Differentiated instruction (sometimes called differentiated learning) includes providing students with various avenues to acquiring content; to processing, constructing, or making sense of ideas; and to developing teaching materials so that all students within a classroom can learn effectively, regardless of differences in ability.
Differentiated instruction, according to Carol Ann Tomlinson, is the process of “ensuring that what a student learns, how he/she learns it, and how the student demonstrates what he/she has learned is a match for that student’s readiness level, interests, and preferred mode of learning”. Differentiation stems from principles about differences among learners, how they learn, learning preferences and individual interests (Anderson, 2007). “Research indicates that many of the emotional or social difficulties gifted students experience disappear when their educational climates are adapted to their level and pace of learning.”
Differentiation in education can also include how a student shows that they have mastery of a concept. This could be through a research paper, role play, podcast, diagram, poster, etc.
The key to differentiation is looking how your students learn and displays their learning that meets their specific needs.
Differentiated instruction is:
- Proactive, meaning that the teacher plans and uses a variety of ways to teach learning.
- A combination of whole group, small group, and individual instruction.
- Qualitative, meaning quality work over quantity work.
- Created through assessment.
- Uses multiple approaches to accommodate multiple intelligences.
- Student centered, meaning that lessons are engaging, relevant, interesting, and active.
- Organized and planned
Misconceptions about Differentiated Instruction:
- Only individualized instruction – it is not possible to individualize instruction for every student. While at times this is a possibility, differentiated instruction is a mixture of whole group, small group, and individual instruction.
- Chaotic – Differentiated instruction is orderly. Students finish purposeful discussion and movement. Students are engaged and on task during differentiated instruction.

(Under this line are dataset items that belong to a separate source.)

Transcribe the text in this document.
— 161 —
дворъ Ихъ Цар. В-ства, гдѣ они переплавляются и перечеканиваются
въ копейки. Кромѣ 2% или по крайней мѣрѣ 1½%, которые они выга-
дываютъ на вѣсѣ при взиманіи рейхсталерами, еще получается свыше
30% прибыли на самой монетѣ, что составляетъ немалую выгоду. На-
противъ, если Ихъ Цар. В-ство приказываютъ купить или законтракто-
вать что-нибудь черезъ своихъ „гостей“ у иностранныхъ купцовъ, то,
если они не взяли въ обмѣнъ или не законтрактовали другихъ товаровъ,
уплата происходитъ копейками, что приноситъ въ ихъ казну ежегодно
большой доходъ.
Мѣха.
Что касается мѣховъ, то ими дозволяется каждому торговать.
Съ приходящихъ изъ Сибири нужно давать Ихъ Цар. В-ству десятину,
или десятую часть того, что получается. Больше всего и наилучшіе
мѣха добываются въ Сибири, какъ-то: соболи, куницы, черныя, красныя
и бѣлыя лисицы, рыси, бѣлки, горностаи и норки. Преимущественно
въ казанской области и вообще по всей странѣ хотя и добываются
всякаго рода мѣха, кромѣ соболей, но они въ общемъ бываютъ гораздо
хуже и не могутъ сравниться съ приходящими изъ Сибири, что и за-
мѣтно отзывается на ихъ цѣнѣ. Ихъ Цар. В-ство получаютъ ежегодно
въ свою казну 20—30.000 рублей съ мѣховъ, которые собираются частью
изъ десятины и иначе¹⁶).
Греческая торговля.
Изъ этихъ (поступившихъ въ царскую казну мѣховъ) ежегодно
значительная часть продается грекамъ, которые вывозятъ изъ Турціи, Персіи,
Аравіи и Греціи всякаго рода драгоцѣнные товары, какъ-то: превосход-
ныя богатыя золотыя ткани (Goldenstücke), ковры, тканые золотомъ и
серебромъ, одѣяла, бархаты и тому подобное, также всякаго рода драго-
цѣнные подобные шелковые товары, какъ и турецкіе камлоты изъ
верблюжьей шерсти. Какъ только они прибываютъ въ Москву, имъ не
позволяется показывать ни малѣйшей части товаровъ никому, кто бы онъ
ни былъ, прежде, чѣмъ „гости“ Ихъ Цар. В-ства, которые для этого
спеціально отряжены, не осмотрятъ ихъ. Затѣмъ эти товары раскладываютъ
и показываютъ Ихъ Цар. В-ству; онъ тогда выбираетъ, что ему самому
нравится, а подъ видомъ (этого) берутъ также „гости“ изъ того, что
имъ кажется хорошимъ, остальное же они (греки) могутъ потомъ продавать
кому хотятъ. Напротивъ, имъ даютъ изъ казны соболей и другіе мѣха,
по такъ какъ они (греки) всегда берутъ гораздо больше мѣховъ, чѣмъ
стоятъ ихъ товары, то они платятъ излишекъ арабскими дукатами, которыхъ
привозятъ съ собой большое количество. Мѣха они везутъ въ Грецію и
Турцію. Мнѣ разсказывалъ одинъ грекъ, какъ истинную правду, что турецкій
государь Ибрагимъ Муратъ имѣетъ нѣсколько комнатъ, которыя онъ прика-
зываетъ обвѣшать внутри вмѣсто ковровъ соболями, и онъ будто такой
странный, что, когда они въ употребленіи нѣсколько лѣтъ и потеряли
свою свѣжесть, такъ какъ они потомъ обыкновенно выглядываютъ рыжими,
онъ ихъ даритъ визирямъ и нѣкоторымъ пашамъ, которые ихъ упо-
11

- Homogeneous grouping – Differentiated instruction is not having three groups, a high group, average, and low group. It is not placing all students of the same academic level in the same group. It is varying instruction to meet the needs of all students.
- More work for students – Students need to be given work to be done for the benefit of their learning, not to keep them busy. Students should be given quality work. As stated in what differentiated instruction is, quality over quantity.
The process of how the material in a lesson is learned may be differentiated for students based on their learning styles, taking into consideration what standards of performance are required for the age level. This stage of differentiation allows students to learn based either on what method is easiest for them to acquire knowledge, or what may challenge them most: some students may prefer to read about a topic (or may require practice in reading), and others may prefer to listen (or require practice in listening), or acquire knowledge by manipulating objects associated with the content. Information may be shown in multiple ways by the teacher, and may be based on any available methods or materials. Many teachers use areas of Multiple Intelligences to give learning opportunities.
Commonalities in the assessment results lead to grouping practices that are designed to meet the students’ needs. “How” a teacher plans to deliver the instruction is based on assessment results that show the needs, learning styles, interests, and levels of prior knowledge. The grouping practices must be flexible, as groups will change with regard to the need that will be addressed. Regardless of whether the differentiation of instruction is based upon student readiness, interests, or needs, the dynamic flow of grouping and regrouping is one of the foundations of differentiated instruction. It is significant for a differentiated classroom to permit some students to work alone, if this is their best modality for a particular task. (Nunley, 2004)
Differentiating by process refers to how a student comes to understand and assimilate facts, concepts and skills (Anderson, 2007). After teaching a lesson, a teacher might break students into small “ability” groups based on their readiness. The teacher would then give each group a series of questions, based on each group’s appropriate level of readiness-skills, related to the objectives of the lesson. Another method to group the students could be based on the students’ learning styles. The main idea behind this is that students are at various levels and learn in different ways, so a teacher can’t teach them all the same way.
Another model of differentiation, Layered Curriculum, simply offers student a choice of assignments but asks demonstration of learning in order to pass the assignment. This eliminates the need for pre-assessment and is useful for teachers with large class loads, such as in high school.